Why is Worldwide Consumption of Olive Oil Declining?
Olive oil prices across all classifications are down and recent International Olive Council (IOC) data shows that imports into major importing countries such as the USA, India, China and Australia are down. Even in Spain, the world’s largest producer, there are reports of reduced consumption of olive oil, with the exception of extra virgin olive oil which has shown a slight rise. The data provided generally measures the tonnage of olive oil traded, data of value of oil traded is scarce. It may well be that while tonnage is down, value may be up indicating the higher price and volume of extra virgin olive oil sold.
The downward trend in olive oil trade by tonnage can be for a number of reasons.
The perception of the value and integrity of olive oil amongst consumers has been affected by the publicity concerning allegedly fraudulent trade in olive oil publicised across all media. Confused, consumers are turning to other vegetable oils for their household needs.
The trend towards higher polyphenols in extra virgin olive oil, pushed as a measure of quality and shelf-life by some producer associations and retailers, is resulting in a product which is too bitter and ‘hot’ for most consumers.

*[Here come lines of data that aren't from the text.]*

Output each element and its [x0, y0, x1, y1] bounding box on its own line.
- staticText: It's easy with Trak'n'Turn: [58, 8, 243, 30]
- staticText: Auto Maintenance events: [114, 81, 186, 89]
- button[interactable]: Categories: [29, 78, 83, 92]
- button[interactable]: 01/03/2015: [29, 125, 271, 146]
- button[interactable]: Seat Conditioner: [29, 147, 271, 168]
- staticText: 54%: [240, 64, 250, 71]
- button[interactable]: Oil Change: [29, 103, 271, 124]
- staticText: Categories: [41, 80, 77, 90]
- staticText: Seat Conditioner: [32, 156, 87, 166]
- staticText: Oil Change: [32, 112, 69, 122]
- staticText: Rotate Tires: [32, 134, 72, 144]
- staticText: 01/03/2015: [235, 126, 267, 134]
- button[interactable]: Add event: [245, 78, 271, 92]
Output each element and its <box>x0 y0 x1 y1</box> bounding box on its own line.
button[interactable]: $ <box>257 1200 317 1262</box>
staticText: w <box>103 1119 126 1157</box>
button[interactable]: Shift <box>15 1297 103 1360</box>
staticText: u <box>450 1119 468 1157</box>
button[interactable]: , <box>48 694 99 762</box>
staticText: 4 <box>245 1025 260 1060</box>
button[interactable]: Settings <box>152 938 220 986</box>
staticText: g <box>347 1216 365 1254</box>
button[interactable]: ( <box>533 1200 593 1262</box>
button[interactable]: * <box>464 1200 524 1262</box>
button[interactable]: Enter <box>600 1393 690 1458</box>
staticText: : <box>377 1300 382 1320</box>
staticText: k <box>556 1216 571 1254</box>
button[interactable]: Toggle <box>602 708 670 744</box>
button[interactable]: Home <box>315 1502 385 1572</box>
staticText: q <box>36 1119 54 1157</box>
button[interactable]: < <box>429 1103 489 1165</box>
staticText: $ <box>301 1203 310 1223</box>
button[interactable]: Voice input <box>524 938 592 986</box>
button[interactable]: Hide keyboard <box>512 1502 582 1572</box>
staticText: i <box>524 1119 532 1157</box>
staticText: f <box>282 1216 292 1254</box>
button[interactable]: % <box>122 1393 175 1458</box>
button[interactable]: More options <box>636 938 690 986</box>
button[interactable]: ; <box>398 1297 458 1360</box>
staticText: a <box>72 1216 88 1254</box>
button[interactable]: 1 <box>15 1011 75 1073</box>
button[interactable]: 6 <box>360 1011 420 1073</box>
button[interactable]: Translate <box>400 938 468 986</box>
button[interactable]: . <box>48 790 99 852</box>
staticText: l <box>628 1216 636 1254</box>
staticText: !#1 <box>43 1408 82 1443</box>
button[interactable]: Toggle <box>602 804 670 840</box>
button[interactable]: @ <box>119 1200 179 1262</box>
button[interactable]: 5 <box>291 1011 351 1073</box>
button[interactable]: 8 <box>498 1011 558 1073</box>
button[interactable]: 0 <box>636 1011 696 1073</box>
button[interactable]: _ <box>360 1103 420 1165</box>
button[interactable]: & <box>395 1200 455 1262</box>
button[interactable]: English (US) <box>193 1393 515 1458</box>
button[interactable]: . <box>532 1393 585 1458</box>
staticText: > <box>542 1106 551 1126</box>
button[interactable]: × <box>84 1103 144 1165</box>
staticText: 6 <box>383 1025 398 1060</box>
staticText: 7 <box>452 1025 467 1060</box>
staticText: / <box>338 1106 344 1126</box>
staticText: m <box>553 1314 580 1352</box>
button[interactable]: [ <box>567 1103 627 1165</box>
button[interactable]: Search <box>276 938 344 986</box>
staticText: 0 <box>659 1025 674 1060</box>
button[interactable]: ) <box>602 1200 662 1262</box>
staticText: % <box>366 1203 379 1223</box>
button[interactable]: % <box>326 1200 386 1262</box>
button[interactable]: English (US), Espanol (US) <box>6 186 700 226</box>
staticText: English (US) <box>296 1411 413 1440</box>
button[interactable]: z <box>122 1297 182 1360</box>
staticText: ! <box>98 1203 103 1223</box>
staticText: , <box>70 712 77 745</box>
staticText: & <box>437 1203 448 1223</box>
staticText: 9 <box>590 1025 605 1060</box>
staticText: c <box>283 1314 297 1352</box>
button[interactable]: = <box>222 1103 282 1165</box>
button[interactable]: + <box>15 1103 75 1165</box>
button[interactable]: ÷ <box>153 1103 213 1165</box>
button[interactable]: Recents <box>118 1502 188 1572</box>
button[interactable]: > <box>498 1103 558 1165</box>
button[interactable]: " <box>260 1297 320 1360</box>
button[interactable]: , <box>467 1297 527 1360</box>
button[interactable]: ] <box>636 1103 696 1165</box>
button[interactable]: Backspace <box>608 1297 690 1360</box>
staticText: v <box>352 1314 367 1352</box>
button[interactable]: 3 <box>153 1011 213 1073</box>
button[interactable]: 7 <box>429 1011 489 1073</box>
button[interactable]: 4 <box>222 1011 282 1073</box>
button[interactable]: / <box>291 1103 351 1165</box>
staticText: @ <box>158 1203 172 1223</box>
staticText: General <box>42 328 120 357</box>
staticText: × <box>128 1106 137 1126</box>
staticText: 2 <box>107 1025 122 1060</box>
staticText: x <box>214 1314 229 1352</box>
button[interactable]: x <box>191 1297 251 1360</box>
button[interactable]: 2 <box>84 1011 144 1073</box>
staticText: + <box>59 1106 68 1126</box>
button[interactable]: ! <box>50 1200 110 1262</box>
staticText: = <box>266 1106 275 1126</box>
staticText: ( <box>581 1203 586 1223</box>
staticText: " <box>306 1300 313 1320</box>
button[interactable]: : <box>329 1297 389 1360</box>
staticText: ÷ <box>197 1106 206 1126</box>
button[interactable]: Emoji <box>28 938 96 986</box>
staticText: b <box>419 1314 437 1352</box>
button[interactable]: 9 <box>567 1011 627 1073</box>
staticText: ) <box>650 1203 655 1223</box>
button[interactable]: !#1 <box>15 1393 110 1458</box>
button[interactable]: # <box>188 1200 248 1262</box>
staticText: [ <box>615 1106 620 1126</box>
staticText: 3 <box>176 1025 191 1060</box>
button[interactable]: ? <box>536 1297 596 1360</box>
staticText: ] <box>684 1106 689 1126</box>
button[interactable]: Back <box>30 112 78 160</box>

The dual trends of increased production of extra virgin olive oil worldwide and the demand for higher prices from producers is setting prices too high for consumers with diminished disposable income.
All the above is leading to an oversupply of olive oil, especially the higher priced extra virgin olive oil. This in time should lead to a reduction in price to consumers and increased consumption. Producers may not be happy with this and need to adjust production costs – perhaps harvesting a little later to increase yield and produce a greater range of less robust extra virgin olive oil for consumer palates.